Au moment de la note de Hull, les forces japonaises étaient déjà en mouvement pour mener à bien les opérations du Sud et d’Hawaï. Les navires de guerre japonais de la force d’attaque de Pearl Harbor ont commencé à se déplacer vers une base avancée dans les îles Kouriles, au nord du Japon, le 17 novembre ; ils ont appareillé pour Pearl Harbor le 26.

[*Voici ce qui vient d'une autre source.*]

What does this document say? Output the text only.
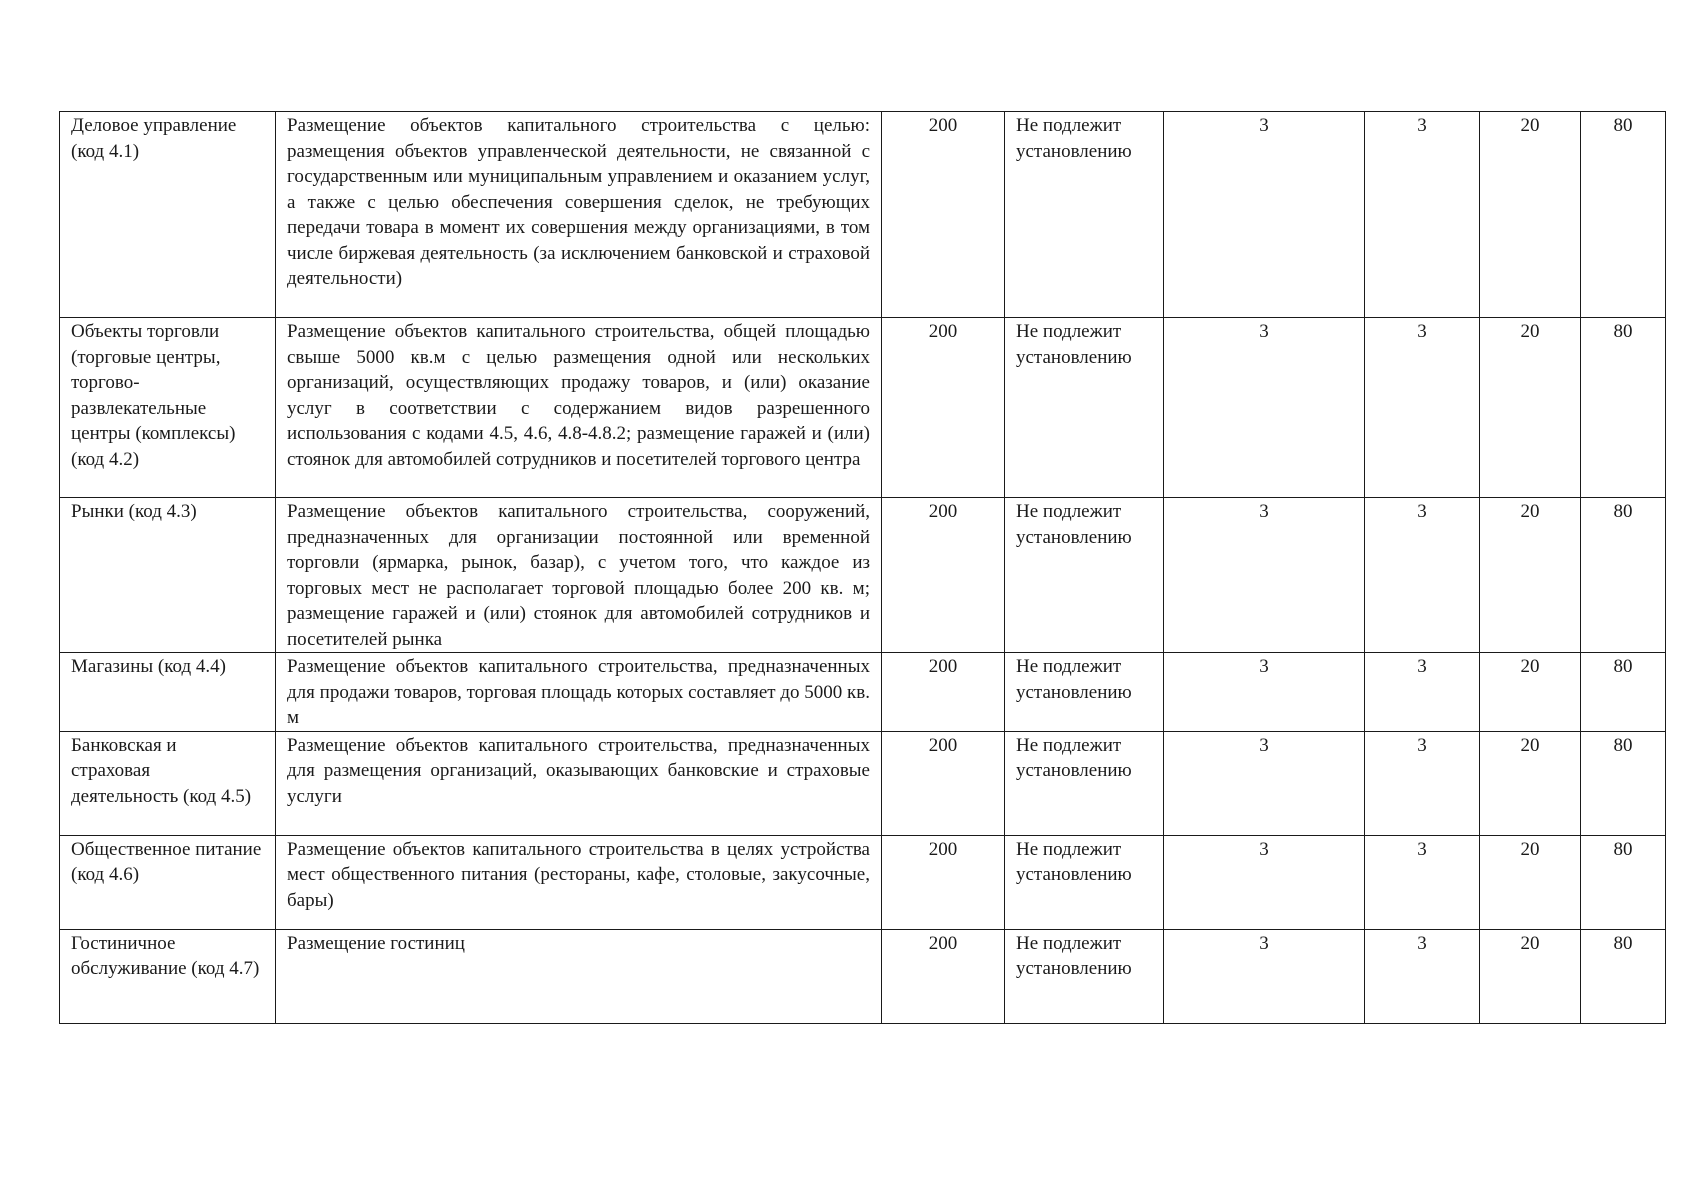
Деловое управление (код 4.1)	Размещение объектов капитального строительства с целью: размещения объектов управленческой деятельности, не связанной с государственным или муниципальным управлением и оказанием услуг, а также с целью обеспечения совершения сделок, не требующих передачи товара в момент их совершения между организациями, в том числе биржевая деятельность (за исключением банковской и страховой деятельности)	200	Не подлежит установлению	3	3	20	80
Объекты торговли (торговые центры, торгово-развлекательные центры (комплексы) (код 4.2)	Размещение объектов капитального строительства, общей площадью свыше 5000 кв.м с целью размещения одной или нескольких организаций, осуществляющих продажу товаров, и (или) оказание услуг в соответствии с содержанием видов разрешенного использования с кодами 4.5, 4.6, 4.8-4.8.2; размещение гаражей и (или) стоянок для автомобилей сотрудников и посетителей торгового центра	200	Не подлежит установлению	3	3	20	80
Рынки (код 4.3)	Размещение объектов капитального строительства, сооружений, предназначенных для организации постоянной или временной торговли (ярмарка, рынок, базар), с учетом того, что каждое из торговых мест не располагает торговой площадью более 200 кв. м; размещение гаражей и (или) стоянок для автомобилей сотрудников и посетителей рынка	200	Не подлежит установлению	3	3	20	80
Магазины (код 4.4)	Размещение объектов капитального строительства, предназначенных для продажи товаров, торговая площадь которых составляет до 5000 кв. м	200	Не подлежит установлению	3	3	20	80
Банковская и страховая деятельность (код 4.5)	Размещение объектов капитального строительства, предназначенных для размещения организаций, оказывающих банковские и страховые услуги	200	Не подлежит установлению	3	3	20	80
Общественное питание (код 4.6)	Размещение объектов капитального строительства в целях устройства мест общественного питания (рестораны, кафе, столовые, закусочные, бары)	200	Не подлежит установлению	3	3	20	80
Гостиничное обслуживание (код 4.7)	Размещение гостиниц	200	Не подлежит установлению	3	3	20	80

L’opération Pearl Harbor était extrêmement difficile et risquée
C’était aussi l’une des opérations les mieux planifiées et les mieux préparées de la Seconde Guerre mondiale. Il s’agissait du passage secret d’une flotte entière comprenant six porte-avions, deux cuirassés et trois croiseurs sur une distance de quelque 3 700 miles à travers le Pacifique Nord. Les destroyers d’escorte brûlaient rapidement le mazout, et le ravitaillement en mer était une nouvelle technique qui ne pouvait être effectuée par gros temps. Si l’un des navires japonais était endommagé pendant les combats au large d’Hawaï, il serait extrêmement difficile de le ramener chez lui. Il y avait de fortes raisons pour lesquelles les chefs militaires américains pensaient qu’une attaque sur Hawaï n’était pas pratique.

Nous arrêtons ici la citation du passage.